Bio-Inspired Representation Learning for Visual Attention Prediction

IEEE Trans Cybern. 2021 Jul;51(7):3562-3575. doi: 10.1109/TCYB.2019.2931735. Epub 2021 Jun 23.

Abstract

Visual attention prediction (VAP) is a significant and imperative issue in the field of computer vision. Most of the existing VAP methods are based on deep learning. However, they do not fully take advantage of the low-level contrast features while generating the visual attention map. In this article, a novel VAP method is proposed to generate the visual attention map via bio-inspired representation learning.
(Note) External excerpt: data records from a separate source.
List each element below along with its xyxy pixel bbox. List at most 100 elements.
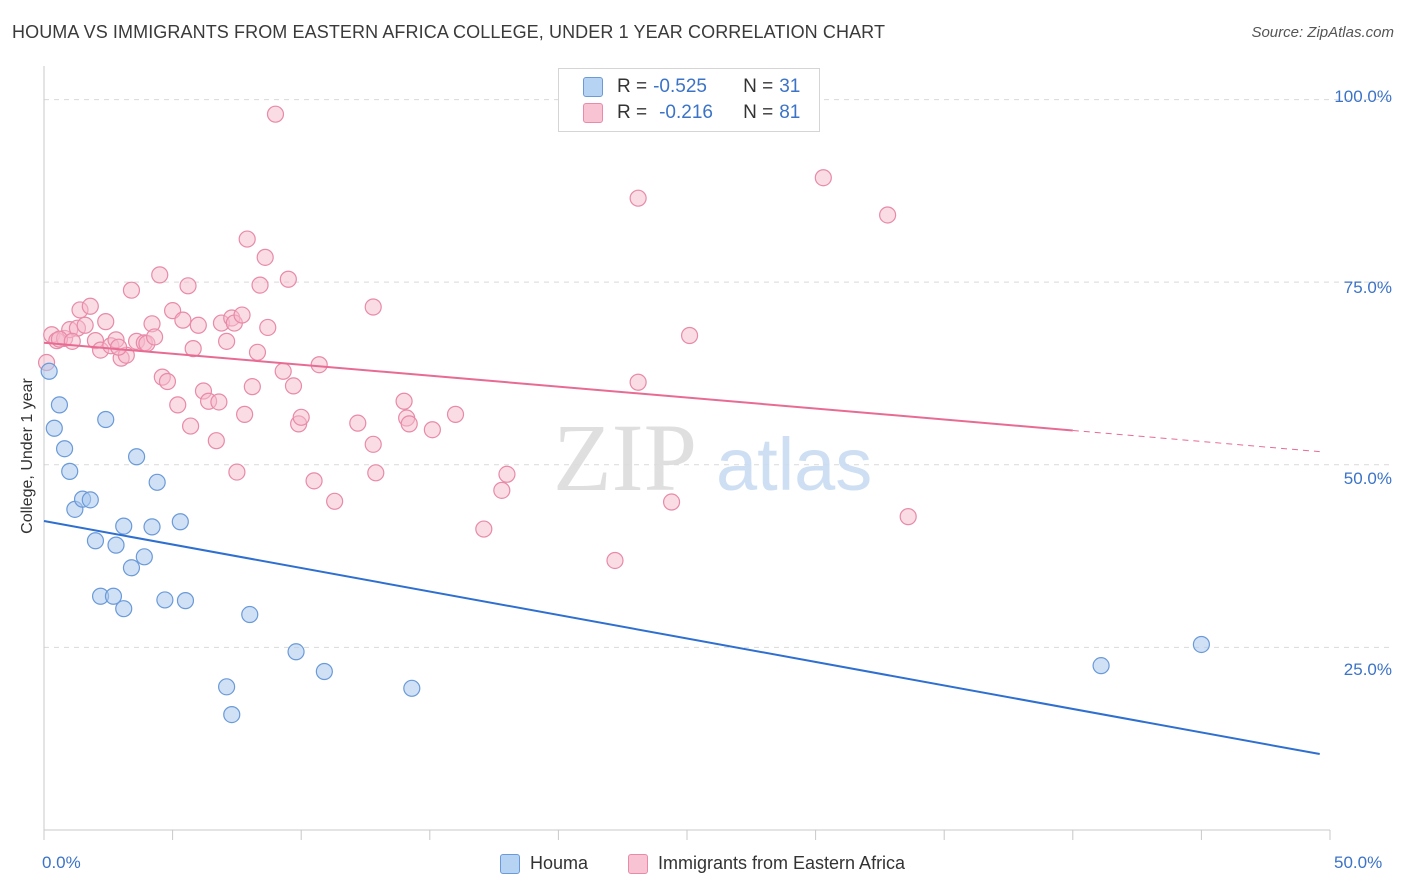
n-label: N =: [743, 102, 774, 123]
y-tick-label-25: 25.0%: [1343, 660, 1392, 679]
point-immigrants: [284, 377, 303, 395]
point-houma: [241, 605, 259, 624]
point-immigrants: [259, 318, 277, 337]
y-tick-label-50: 50.0%: [1343, 469, 1392, 488]
point-houma: [115, 517, 133, 535]
point-immigrants: [251, 276, 269, 294]
houma-legend-swatch: [500, 853, 520, 874]
point-immigrants: [189, 316, 207, 334]
point-immigrants: [629, 373, 647, 391]
gridlines: [44, 99, 1392, 648]
point-houma: [115, 600, 133, 618]
point-houma: [61, 462, 79, 480]
point-immigrants: [680, 326, 699, 345]
point-immigrants: [179, 277, 197, 295]
x-tick-label-max: 50.0%: [1334, 853, 1383, 872]
r-label: R =: [617, 102, 648, 123]
point-immigrants: [243, 378, 261, 396]
point-immigrants: [475, 520, 493, 538]
r-value-houma: -0.525: [653, 76, 707, 97]
point-immigrants: [218, 332, 236, 350]
point-houma: [1192, 635, 1211, 654]
point-houma: [127, 448, 146, 466]
point-immigrants: [182, 417, 200, 435]
point-houma: [315, 662, 333, 681]
watermark-atlas: atlas: [716, 423, 872, 506]
n-value-immigrants: 81: [779, 102, 801, 123]
point-immigrants: [446, 405, 465, 423]
point-immigrants: [145, 328, 164, 346]
x-tick-label-min: 0.0%: [42, 853, 81, 872]
series-immigrants-from-eastern-africa: [37, 105, 917, 570]
point-immigrants: [493, 481, 511, 499]
watermark-zip: ZIP: [553, 404, 697, 511]
point-houma: [143, 518, 161, 536]
point-houma: [97, 410, 115, 429]
point-immigrants: [364, 435, 382, 453]
point-immigrants: [423, 421, 441, 439]
point-houma: [50, 396, 69, 414]
series-houma: [40, 362, 1211, 724]
point-houma: [171, 513, 189, 531]
point-houma: [40, 362, 58, 380]
point-immigrants: [210, 393, 228, 411]
chart-title: HOUMA VS IMMIGRANTS FROM EASTERN AFRICA …: [12, 22, 886, 42]
point-immigrants: [814, 169, 832, 187]
y-tick-label-75: 75.0%: [1343, 278, 1392, 297]
point-immigrants: [400, 415, 418, 433]
y-tick-label-100: 100.0%: [1334, 87, 1392, 106]
point-houma: [104, 587, 123, 605]
point-immigrants: [76, 316, 94, 334]
point-houma: [45, 419, 63, 437]
point-immigrants: [158, 372, 177, 391]
point-houma: [107, 536, 125, 554]
point-immigrants: [109, 338, 128, 356]
point-houma: [122, 559, 141, 577]
point-houma: [223, 705, 241, 724]
point-immigrants: [207, 432, 225, 450]
point-immigrants: [274, 362, 292, 380]
immigrants-legend-swatch: [628, 853, 648, 874]
point-immigrants: [174, 311, 192, 329]
point-houma: [1092, 657, 1110, 675]
point-houma: [287, 643, 305, 661]
trend-line-immigrants: [43, 341, 1073, 432]
n-label: N =: [743, 76, 774, 97]
point-immigrants: [248, 343, 267, 361]
bottom-legend-immigrants: Immigrants from Eastern Africa: [628, 853, 905, 874]
point-immigrants: [63, 332, 81, 350]
legend-row-houma: R = -0.525 N = 31: [583, 75, 800, 99]
point-immigrants: [364, 298, 382, 316]
trend-lines: [43, 341, 1320, 756]
n-value-houma: 31: [779, 76, 801, 97]
point-immigrants: [629, 189, 647, 207]
point-immigrants: [233, 306, 251, 324]
point-immigrants: [151, 266, 169, 284]
point-immigrants: [899, 508, 917, 526]
point-immigrants: [349, 414, 367, 432]
point-houma: [156, 591, 174, 609]
immigrants-legend-label: Immigrants from Eastern Africa: [658, 853, 906, 873]
point-immigrants: [395, 392, 413, 410]
point-houma: [148, 473, 166, 491]
trend-line-houma: [43, 520, 1320, 756]
point-immigrants: [662, 493, 681, 511]
point-houma: [86, 532, 105, 550]
point-immigrants: [169, 396, 187, 414]
r-value-immigrants: -0.216: [659, 102, 713, 123]
bottom-legend-houma: Houma: [500, 853, 588, 874]
legend-row-immigrants: R = -0.216 N = 81: [583, 101, 800, 125]
axes: [43, 66, 1331, 840]
point-immigrants: [498, 465, 516, 483]
point-immigrants: [97, 313, 115, 331]
point-houma: [135, 548, 153, 566]
point-immigrants: [292, 408, 310, 426]
point-houma: [218, 678, 236, 696]
houma-legend-label: Houma: [530, 853, 589, 873]
point-immigrants: [279, 270, 297, 288]
r-label: R =: [617, 76, 648, 97]
point-immigrants: [305, 472, 323, 490]
point-immigrants: [879, 206, 897, 224]
point-houma: [55, 440, 74, 458]
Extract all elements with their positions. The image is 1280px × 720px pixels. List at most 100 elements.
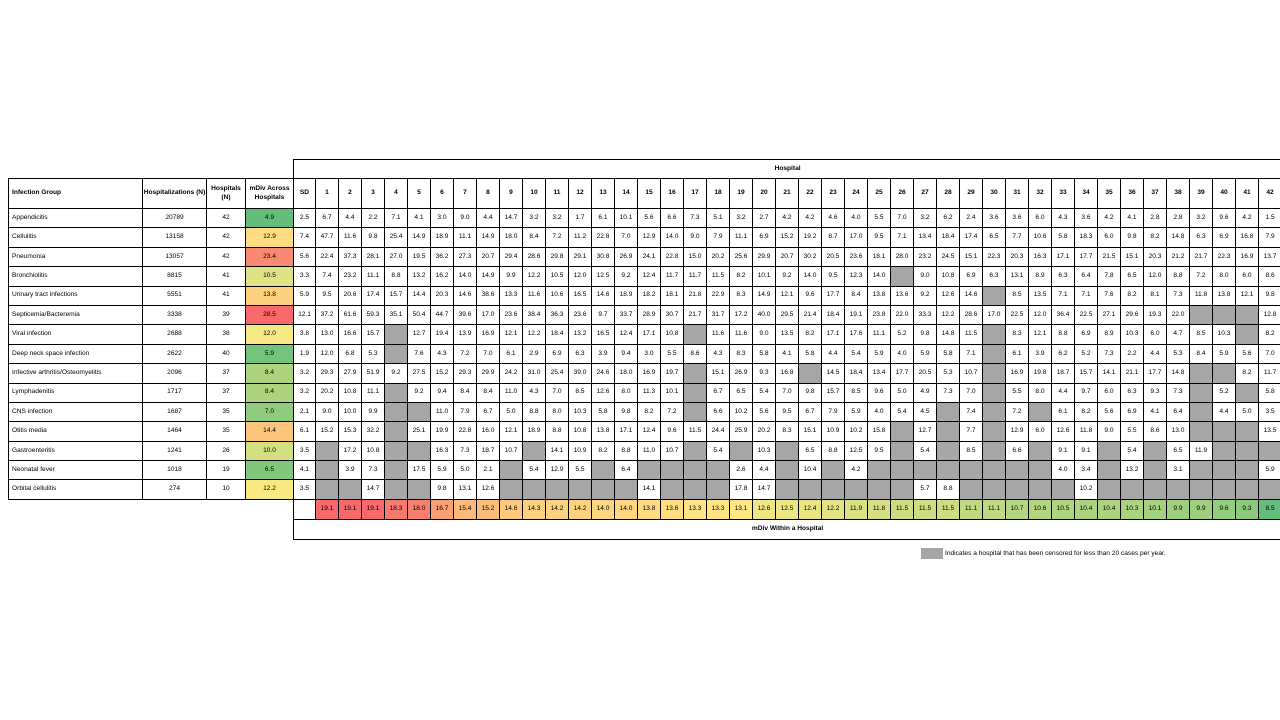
hospital-value-cell: 7.3 <box>1166 382 1190 403</box>
hospital-value-cell: 5.9 <box>1257 460 1280 481</box>
within-hospital-mdiv-cell: 9.6 <box>1212 498 1236 520</box>
within-hospital-mdiv-cell: 10.1 <box>1143 498 1167 520</box>
hospital-value-cell: 10.0 <box>338 401 362 423</box>
hospital-value-cell: 8.5 <box>959 440 983 462</box>
hospital-value-cell: 5.0 <box>890 382 914 403</box>
hospital-number-header: 30 <box>982 178 1006 209</box>
hospital-number-header: 32 <box>1028 178 1052 209</box>
censored-cell <box>1235 324 1259 345</box>
hospital-value-cell: 7.0 <box>775 382 799 403</box>
hospital-value-cell: 9.5 <box>775 401 799 423</box>
hospital-value-cell: 23.8 <box>867 304 891 326</box>
hospital-value-cell: 5.6 <box>637 207 661 229</box>
hospital-value-cell: 13.0 <box>315 324 339 345</box>
hospital-value-cell: 10.7 <box>499 440 523 462</box>
hospital-value-cell: 5.8 <box>752 343 776 365</box>
hospital-value-cell: 24.2 <box>499 363 523 384</box>
hospital-value-cell: 23.6 <box>568 304 592 326</box>
hospital-value-cell: 8.2 <box>1235 363 1259 384</box>
censored-cell <box>1235 421 1259 442</box>
censored-cell <box>982 382 1006 403</box>
hospital-value-cell: 2.4 <box>959 207 983 229</box>
hospital-value-cell: 14.5 <box>821 363 845 384</box>
hospital-value-cell: 8.2 <box>591 440 615 462</box>
hospital-value-cell: 18.9 <box>430 227 454 248</box>
hospital-value-cell: 12.4 <box>637 421 661 442</box>
hospital-number-header: 2 <box>338 178 362 209</box>
censored-cell <box>315 460 339 481</box>
hospital-value-cell: 22.8 <box>660 246 684 268</box>
censored-cell <box>384 324 408 345</box>
hospital-value-cell: 23.2 <box>913 246 937 268</box>
hospital-value-cell: 3.2 <box>729 207 753 229</box>
hospital-value-cell: 12.1 <box>775 285 799 306</box>
censored-cell <box>982 343 1006 365</box>
mdiv-across-cell: 23.4 <box>245 246 294 268</box>
censored-cell <box>775 460 799 481</box>
censored-cell <box>821 479 845 500</box>
hospital-value-cell: 8.6 <box>1257 266 1280 287</box>
hospital-value-cell: 7.1 <box>1051 285 1075 306</box>
hospital-value-cell: 10.6 <box>545 285 569 306</box>
mdiv-across-cell: 8.4 <box>245 382 294 403</box>
hospital-value-cell: 8.4 <box>522 227 546 248</box>
hospital-value-cell: 8.5 <box>844 382 868 403</box>
hospital-value-cell: 13.7 <box>1257 246 1280 268</box>
hospital-value-cell: 17.6 <box>844 324 868 345</box>
hospital-value-cell: 11.6 <box>729 324 753 345</box>
hospitalizations-cell: 3338 <box>142 304 207 326</box>
censored-cell <box>798 363 822 384</box>
hospital-value-cell: 18.9 <box>614 285 638 306</box>
hospital-value-cell: 26.9 <box>614 246 638 268</box>
hospital-value-cell: 4.1 <box>1143 401 1167 423</box>
hospital-value-cell: 7.6 <box>1097 285 1121 306</box>
censored-cell <box>407 440 431 462</box>
hospitalizations-cell: 20789 <box>142 207 207 229</box>
within-hospital-mdiv-cell: 10.3 <box>1120 498 1144 520</box>
hospital-value-cell: 3.9 <box>338 460 362 481</box>
infection-group-cell: Orbital cellulitis <box>8 479 143 500</box>
censored-cell <box>568 479 592 500</box>
hospital-number-header: 9 <box>499 178 523 209</box>
censored-cell <box>1189 421 1213 442</box>
censored-cell <box>384 479 408 500</box>
hospital-number-header: 17 <box>683 178 707 209</box>
within-hospital-mdiv-cell: 10.5 <box>1051 498 1075 520</box>
hospital-number-header: 19 <box>729 178 753 209</box>
censored-cell <box>936 440 960 462</box>
hospital-value-cell: 14.6 <box>959 285 983 306</box>
censored-cell <box>384 343 408 365</box>
censored-cell <box>522 440 546 462</box>
hospitalizations-cell: 13158 <box>142 227 207 248</box>
hospital-value-cell: 9.3 <box>752 363 776 384</box>
hospital-value-cell: 8.9 <box>1028 266 1052 287</box>
hospital-value-cell: 8.6 <box>683 343 707 365</box>
hospital-value-cell: 3.4 <box>1074 460 1098 481</box>
hospital-value-cell: 7.2 <box>1005 401 1029 423</box>
hospital-value-cell: 18.4 <box>936 227 960 248</box>
hospital-value-cell: 14.6 <box>453 285 477 306</box>
hospital-value-cell: 7.0 <box>959 382 983 403</box>
hospital-value-cell: 6.3 <box>1051 266 1075 287</box>
hospital-value-cell: 5.0 <box>1235 401 1259 423</box>
hospital-value-cell: 14.7 <box>361 479 385 500</box>
hospital-value-cell: 6.5 <box>729 382 753 403</box>
hospital-value-cell: 33.3 <box>913 304 937 326</box>
hospital-value-cell: 4.1 <box>407 207 431 229</box>
hospital-value-cell: 6.7 <box>798 401 822 423</box>
hospital-value-cell: 8.9 <box>1097 324 1121 345</box>
hospital-value-cell: 51.9 <box>361 363 385 384</box>
hospital-value-cell: 21.4 <box>798 304 822 326</box>
hospital-value-cell: 21.2 <box>1166 246 1190 268</box>
hospital-value-cell: 29.5 <box>775 304 799 326</box>
hospital-value-cell: 8.3 <box>729 285 753 306</box>
censored-cell <box>798 479 822 500</box>
censored-cell <box>1097 440 1121 462</box>
hospital-value-cell: 3.9 <box>1028 343 1052 365</box>
hospital-value-cell: 11.7 <box>1257 363 1280 384</box>
hospital-value-cell: 5.0 <box>453 460 477 481</box>
hospital-value-cell: 5.5 <box>1120 421 1144 442</box>
hospital-value-cell: 12.2 <box>936 304 960 326</box>
hospital-value-cell: 9.8 <box>361 227 385 248</box>
hospital-value-cell: 8.2 <box>798 324 822 345</box>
The bio-inspired representation learning combines both low-level contrast and high-level semantic features simultaneously, which are developed by the fact that the human eye is sensitive to the patches with high contrast and objects with high semantics. The proposed method is composed of three main steps: 1) feature extraction; 2) bio-inspired representation learning; and 3) visual attention map generation. First, the high-level semantic feature is extracted from the refined VGG16, while the low-level contrast feature is extracted by the proposed contrast feature extraction block in a deep network. Second, during bio-inspired representation learning, both the extracted low-level contrast and high-level semantic features are combined by the designed densely connected block, which is proposed to concatenate various features scale by scale. Finally, the weighted-fusion layer is exploited to generate the ultimate visual attention map based on the obtained representations after bio-inspired representation learning. Extensive experiments are performed to demonstrate the effectiveness of the proposed method.